Cost per additional cases of CRC, advanced neoplasia would still be manyfold higher if costs per test were lowered
By Elana Gotkine HealthDay Reporter
WEDNESDAY, May 14, 2025 (HealthDay News) — Multitarget stool DNA test (MSDT)- and next-generation MSDT (N-G MSDT)-based screening have higher costs per detected advanced neoplasia case or early colorectal cancer (CRC) case than fecal immunochemical tests (FITs), according to a research letter published online May 13 in the Annals of Internal Medicine.
Noting that MSDTs have higher sensitivity than FITs and are increasingly used for CRC screening, Hermann Brenner, M.D., M.P.H., from the German Cancer Research Center in Heidelberg, and colleagues compared screening costs per relevant target finding of CRC screening for FITs, MSDTs, and N-G MSDTs based on the results of two studies.

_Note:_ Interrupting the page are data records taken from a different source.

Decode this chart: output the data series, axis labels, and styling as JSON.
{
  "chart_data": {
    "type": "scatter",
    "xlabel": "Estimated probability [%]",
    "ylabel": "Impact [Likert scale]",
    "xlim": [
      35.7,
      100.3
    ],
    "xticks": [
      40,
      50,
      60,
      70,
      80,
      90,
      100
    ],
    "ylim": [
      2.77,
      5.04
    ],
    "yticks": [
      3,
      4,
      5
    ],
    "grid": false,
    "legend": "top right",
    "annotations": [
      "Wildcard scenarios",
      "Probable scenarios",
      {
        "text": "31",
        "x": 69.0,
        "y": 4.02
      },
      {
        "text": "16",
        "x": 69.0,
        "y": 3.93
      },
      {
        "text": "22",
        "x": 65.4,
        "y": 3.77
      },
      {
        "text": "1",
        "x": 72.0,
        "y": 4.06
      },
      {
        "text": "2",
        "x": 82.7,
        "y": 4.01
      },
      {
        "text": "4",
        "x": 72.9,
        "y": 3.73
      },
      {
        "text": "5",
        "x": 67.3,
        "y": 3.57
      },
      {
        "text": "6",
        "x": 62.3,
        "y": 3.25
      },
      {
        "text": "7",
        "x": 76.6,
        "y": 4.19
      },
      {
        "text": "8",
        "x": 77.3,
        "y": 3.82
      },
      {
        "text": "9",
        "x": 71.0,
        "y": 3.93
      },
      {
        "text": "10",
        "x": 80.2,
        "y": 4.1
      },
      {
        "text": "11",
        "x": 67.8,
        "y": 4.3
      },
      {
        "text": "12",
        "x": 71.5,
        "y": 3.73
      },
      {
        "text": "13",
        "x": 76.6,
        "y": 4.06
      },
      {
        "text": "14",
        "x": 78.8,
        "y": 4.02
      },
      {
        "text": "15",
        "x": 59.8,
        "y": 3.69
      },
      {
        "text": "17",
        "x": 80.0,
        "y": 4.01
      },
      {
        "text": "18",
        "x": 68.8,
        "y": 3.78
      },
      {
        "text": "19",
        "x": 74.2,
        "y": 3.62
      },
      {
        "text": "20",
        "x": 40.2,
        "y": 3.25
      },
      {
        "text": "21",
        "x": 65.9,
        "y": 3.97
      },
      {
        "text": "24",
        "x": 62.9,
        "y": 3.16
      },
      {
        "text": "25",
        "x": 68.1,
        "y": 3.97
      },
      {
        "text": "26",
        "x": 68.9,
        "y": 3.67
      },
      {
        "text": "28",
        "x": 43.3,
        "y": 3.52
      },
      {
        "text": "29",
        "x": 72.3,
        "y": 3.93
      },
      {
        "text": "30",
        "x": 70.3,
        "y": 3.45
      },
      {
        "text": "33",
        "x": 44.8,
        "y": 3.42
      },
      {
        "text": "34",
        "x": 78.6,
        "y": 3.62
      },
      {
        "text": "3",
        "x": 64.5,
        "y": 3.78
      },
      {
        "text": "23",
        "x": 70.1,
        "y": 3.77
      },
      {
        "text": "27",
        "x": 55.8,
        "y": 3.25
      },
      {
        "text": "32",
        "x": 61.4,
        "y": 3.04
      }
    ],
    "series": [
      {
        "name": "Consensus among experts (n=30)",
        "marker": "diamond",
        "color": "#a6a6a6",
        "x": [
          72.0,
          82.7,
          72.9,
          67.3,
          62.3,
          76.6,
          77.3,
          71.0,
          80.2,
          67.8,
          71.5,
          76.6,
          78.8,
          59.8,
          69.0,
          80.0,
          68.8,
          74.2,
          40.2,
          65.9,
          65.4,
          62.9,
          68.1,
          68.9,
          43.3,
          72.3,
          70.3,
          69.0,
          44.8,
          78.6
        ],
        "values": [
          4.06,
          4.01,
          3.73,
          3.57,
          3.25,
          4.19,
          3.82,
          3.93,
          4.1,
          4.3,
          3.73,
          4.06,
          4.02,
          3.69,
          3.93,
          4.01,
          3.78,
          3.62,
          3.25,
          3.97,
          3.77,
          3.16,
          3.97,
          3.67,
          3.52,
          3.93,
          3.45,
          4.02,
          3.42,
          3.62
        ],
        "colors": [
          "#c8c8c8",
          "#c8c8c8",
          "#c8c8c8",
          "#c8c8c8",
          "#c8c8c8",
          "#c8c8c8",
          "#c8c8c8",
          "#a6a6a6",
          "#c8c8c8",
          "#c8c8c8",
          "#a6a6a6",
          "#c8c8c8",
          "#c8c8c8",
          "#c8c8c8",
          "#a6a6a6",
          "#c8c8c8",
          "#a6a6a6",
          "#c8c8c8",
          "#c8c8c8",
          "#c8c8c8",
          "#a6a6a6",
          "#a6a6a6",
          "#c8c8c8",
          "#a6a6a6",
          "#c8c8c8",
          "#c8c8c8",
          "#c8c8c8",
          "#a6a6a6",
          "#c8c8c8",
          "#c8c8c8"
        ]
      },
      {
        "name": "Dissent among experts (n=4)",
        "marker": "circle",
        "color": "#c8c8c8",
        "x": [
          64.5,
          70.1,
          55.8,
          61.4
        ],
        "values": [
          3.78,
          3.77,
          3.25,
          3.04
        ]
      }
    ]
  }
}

The researchers found that per detected advanced neoplasia case or per early detected CRC case, the screening costs were approximately sevenfold to ninefold higher for MSDT- and N-G MSDT-based screening than for FIT-based screening, assuming 60 percent uptake of colonoscopy after a positive fecal test result. Per additional early-detected CRC case, costs were more than $700,000 for both MSDT- and N-G MSDT-based screening compared with FIT-based screening, and these costs were about 40 and 30 times higher, respectively, than costs for the FIT-detected CRC cases. The cost per additional case of CRC or advanced neoplasia detected by MSDT or N-G MSDT compared with FIT would still be manyfold higher even if the costs per test for MSDT and N-G MSDT were lowered to $100 (i.e., less than 20 percent of the current costs).
“Our results indicate that there would be much to gain if the current trends of decreasing FIT use rates and increasing MSDT use rates in the United States could be reversed,” the authors write.